The agreement backed by the Assembly and the Senate requires lawmakers to disclose more of their outside business interests and income. It also forces more disclosure by lobbyists, including which lawmakers they are trying to influence, and creates an enforcer of campaign finance laws.

Senate Conference Leader John Sampson, a Brooklyn Democrat, called the agreement the “most sweeping ethics reform Albany has ever seen.”

“People want change. We’re going to give them change,” Sampson said. “People want us to play by the rules — we’re going to play by the rules.”

The agreement doesn’t include measures sought by Democratic Gov. David Paterson, including term limits, disclosure of lawmakers’ private law clients and specific outside income, and a process to keep lawmakers from appointing the board members who would oversee ethics in the Legislature. It also doesn’t address redistricting, which good-government groups have long complained assures power for the majority party in each chamber.

“The governor is stunned that legislative leaders would be so disrespectful to the public that only one week after he proposed a sweeping and real overhaul of the ethics system in Albany, they would try to pass this off as anything more than election year window dressing,” Paterson spokesman Peter Kauffmann said.

The Legislature is expected to pass the measure this election year and send it to Paterson, who can sign it into law or veto it.

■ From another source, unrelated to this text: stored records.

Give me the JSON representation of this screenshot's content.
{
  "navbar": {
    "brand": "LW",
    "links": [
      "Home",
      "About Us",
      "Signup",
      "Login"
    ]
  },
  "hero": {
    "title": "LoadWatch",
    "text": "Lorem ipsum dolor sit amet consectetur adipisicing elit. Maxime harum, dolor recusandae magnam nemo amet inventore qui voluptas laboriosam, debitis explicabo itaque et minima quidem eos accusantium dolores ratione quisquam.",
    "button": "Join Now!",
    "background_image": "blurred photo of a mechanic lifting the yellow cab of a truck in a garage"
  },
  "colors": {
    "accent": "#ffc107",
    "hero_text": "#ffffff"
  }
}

He has said only that he’ll work with lawmakers to make it a meaningful law.

“It is a welcomed improvement over the horrible status quo,” said Dick Dadey of the good-government group Citizens Union.

Susan Lerner of Common Cause/NY, a good-government watchdog, criticized the measures.

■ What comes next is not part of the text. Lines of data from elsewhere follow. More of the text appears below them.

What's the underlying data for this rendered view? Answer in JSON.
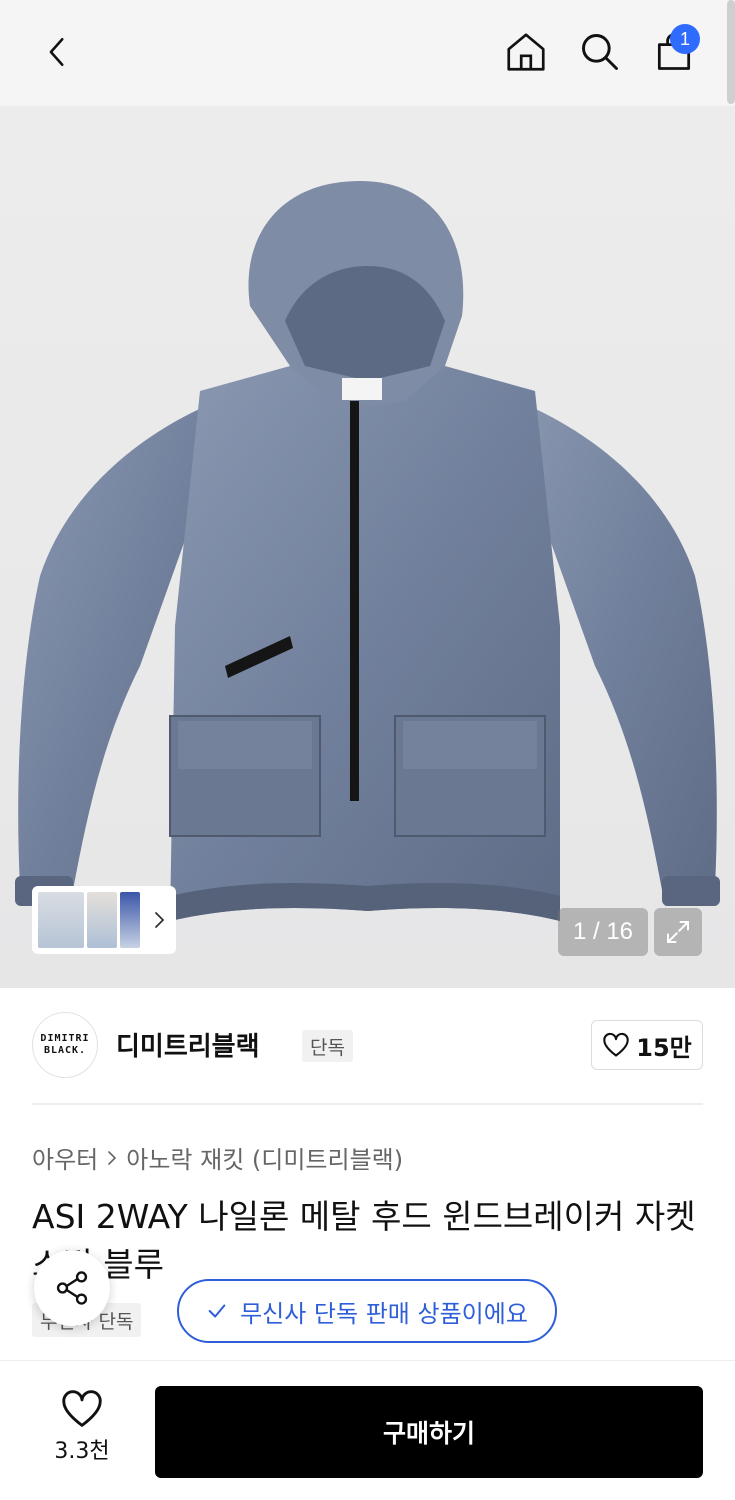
{
  "header": {
    "back_icon": "chevron-left-icon",
    "home_icon": "home-icon",
    "search_icon": "search-icon",
    "cart_icon": "shopping-bag-icon",
    "cart_count": "1",
    "badge_color": "#2f6bff"
  },
  "gallery": {
    "counter": "1 / 16",
    "expand_icon": "expand-icon"
  },
  "brand": {
    "logo_line1": "DIMITRI",
    "logo_line2": "BLACK.",
    "name": "디미트리블랙",
    "tag": "단독",
    "like_count": "15만"
  },
  "breadcrumb": {
    "level1": "아우터",
    "level2": "아노락 재킷 (디미트리블랙)"
  },
  "product": {
    "title": "ASI 2WAY 나일론 메탈 후드 윈드브레이커 자켓 스틸 블루",
    "tag": "무신사 단독",
    "exclusive_label": "무신사 단독 판매 상품이에요",
    "accent_color": "#2f5fd8"
  },
  "bottom": {
    "wish_count": "3.3천",
    "buy_label": "구매하기"
  }
}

“The argument that this is the best that can be achieved, in the current political climate, is a sad statement of the inability of the Legislature to distinguish between small steps and the sweeping reform the situation requires,” Lerner said.

Recent corruption convictions include former Senate leader Joseph Bruno, a Republican, in December; the fraud conviction in June of former Assemblyman Anthony Seminerio, a Democrat; and then-Comptroller Alan Hevesi, a Democrat, who was convicted in 2008 of misusing state workers for personal duties. The state inspector general also accused the current ethics regulator — the Public Integrity Commission created by former Gov. Eliot Spitzer in the ethics reform of 2007 — of leaking information in its investigation of a Spitzer aide to the administration.

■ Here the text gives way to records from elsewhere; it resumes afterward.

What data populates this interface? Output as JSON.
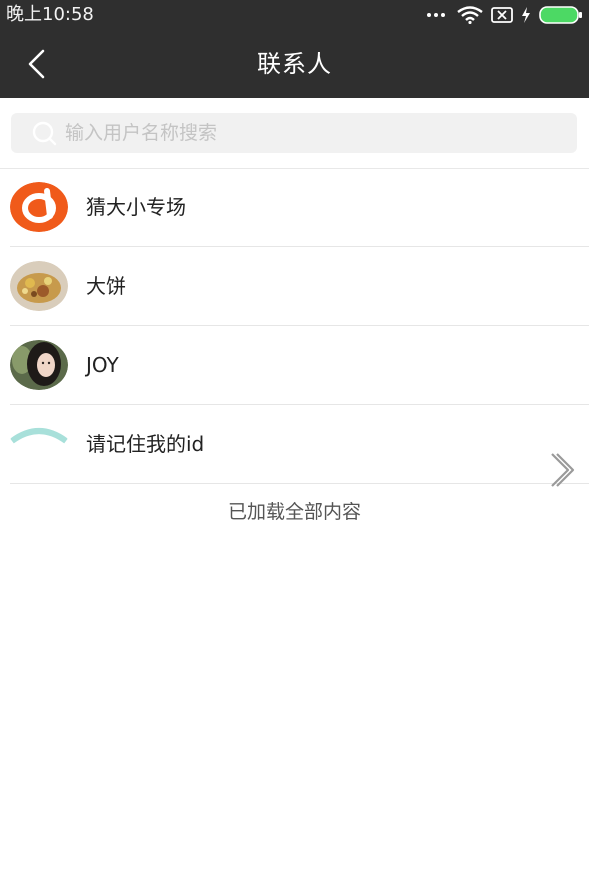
{
  "status": {
    "time": "晚上10:58"
  },
  "nav": {
    "title": "联系人"
  },
  "search": {
    "placeholder": "输入用户名称搜索",
    "value": ""
  },
  "contacts": [
    {
      "name": "猜大小专场",
      "avatar": "orange-brand-logo"
    },
    {
      "name": "大饼",
      "avatar": "food-photo"
    },
    {
      "name": "JOY",
      "avatar": "person-photo"
    },
    {
      "name": "请记住我的id",
      "avatar": "teal-arc-logo"
    }
  ],
  "footer": {
    "text": "已加载全部内容"
  },
  "colors": {
    "header": "#2f2f2f",
    "brand_orange": "#f05a1a",
    "teal": "#a8e0da",
    "battery": "#4cd964"
  }
}
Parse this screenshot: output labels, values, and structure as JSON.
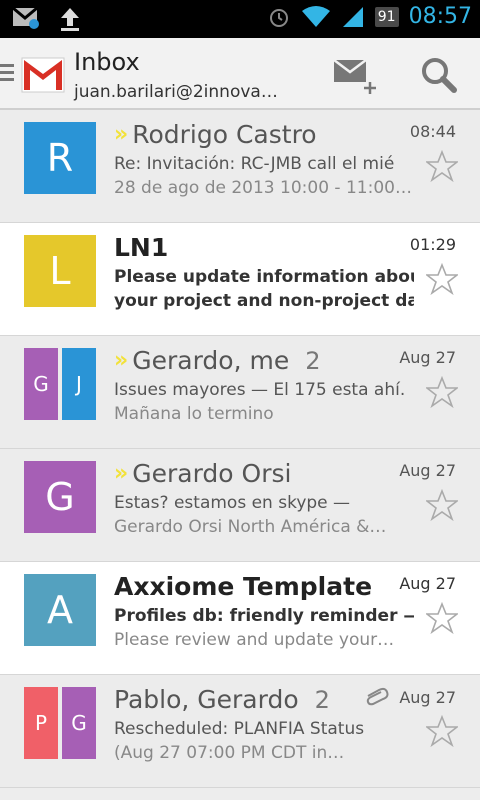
{
  "status_bar": {
    "battery": "91",
    "time": "08:57"
  },
  "header": {
    "title": "Inbox",
    "account": "juan.barilari@2innova…"
  },
  "colors": {
    "blue": "#2a94d6",
    "yellow": "#e5c82b",
    "purple": "#a65fb5",
    "teal": "#54a1bf",
    "red": "#f06068",
    "chevron": "#f2e23a"
  },
  "emails": [
    {
      "sender": "Rodrigo Castro",
      "count": "",
      "time": "08:44",
      "line1": "Re: Invitación: RC-JMB call el mié",
      "line2": "28 de ago de 2013 10:00 - 11:00…",
      "avatars": [
        {
          "letter": "R",
          "color": "blue"
        }
      ],
      "important": true,
      "unread": false,
      "attachment": false
    },
    {
      "sender": "LN1",
      "count": "",
      "time": "01:29",
      "line1": "Please update information about",
      "line2": "your project and non-project day…",
      "avatars": [
        {
          "letter": "L",
          "color": "yellow"
        }
      ],
      "important": false,
      "unread": true,
      "attachment": false
    },
    {
      "sender": "Gerardo, me",
      "count": "2",
      "time": "Aug 27",
      "line1": "Issues mayores — El 175 esta ahí.",
      "line2": "Mañana lo termino",
      "avatars": [
        {
          "letter": "G",
          "color": "purple"
        },
        {
          "letter": "J",
          "color": "blue"
        }
      ],
      "important": true,
      "unread": false,
      "attachment": false
    },
    {
      "sender": "Gerardo Orsi",
      "count": "",
      "time": "Aug 27",
      "line1": "Estas? estamos en skype —",
      "line2": "Gerardo Orsi North América &…",
      "avatars": [
        {
          "letter": "G",
          "color": "purple"
        }
      ],
      "important": true,
      "unread": false,
      "attachment": false
    },
    {
      "sender": "Axxiome Template",
      "count": "",
      "time": "Aug 27",
      "line1": "Profiles db: friendly reminder —",
      "line2": "Please review and update your…",
      "avatars": [
        {
          "letter": "A",
          "color": "teal"
        }
      ],
      "important": false,
      "unread": true,
      "attachment": false
    },
    {
      "sender": "Pablo, Gerardo",
      "count": "2",
      "time": "Aug 27",
      "line1": "Rescheduled: PLANFIA Status",
      "line2": "(Aug 27 07:00 PM CDT in…",
      "avatars": [
        {
          "letter": "P",
          "color": "red"
        },
        {
          "letter": "G",
          "color": "purple"
        }
      ],
      "important": false,
      "unread": false,
      "attachment": true
    }
  ]
}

Senate Republicans also complain the new enforcer proposed for the Board of Elections would undoubtedly be a Democrat, chosen by Democrats who control the Legislature and every statewide office. He or she would have the power to open any campaign investigation and Republicans on the board would be powerless to stop it, under the proposal.

Even supporters of the deal each said the bill isn’t perfect but called it a down payment on stricter enforcement to come. But in a press conference, they said these reforms could actually be passed by lawmakers who have proven reluctant to policing ethics in New York.

“It’s very hard to get anything done in Albany,” said Democratic Sen. Eric Schneiderman of Manhattan, a lead sponsor of the package. “It’s not the last ethics bill, but it’s a huge step forward.”

David Grandeau, the former state lobbying enforcer, called it “a solid single that maybe can we stretch into a double.” He said that’s far better than most past efforts in which good-government groups swing for a home run but strike out.

The Brennan Center of New York University Law School, which found both promise and “serious concerns” in the bill, criticized the Legislature for negotiating the package in private and planning to adopt it quickly.

“It would be deeply ironic if a bill touted as a step toward transparency and openness in government were crafted exclusively behind closed doors,” the center said in a prepared statement.

“It’s just a sham and that’s not good enough,” said Michael G. Cherkasky, chairman of the Public Integrity Commission. “You can’t have self-policing.”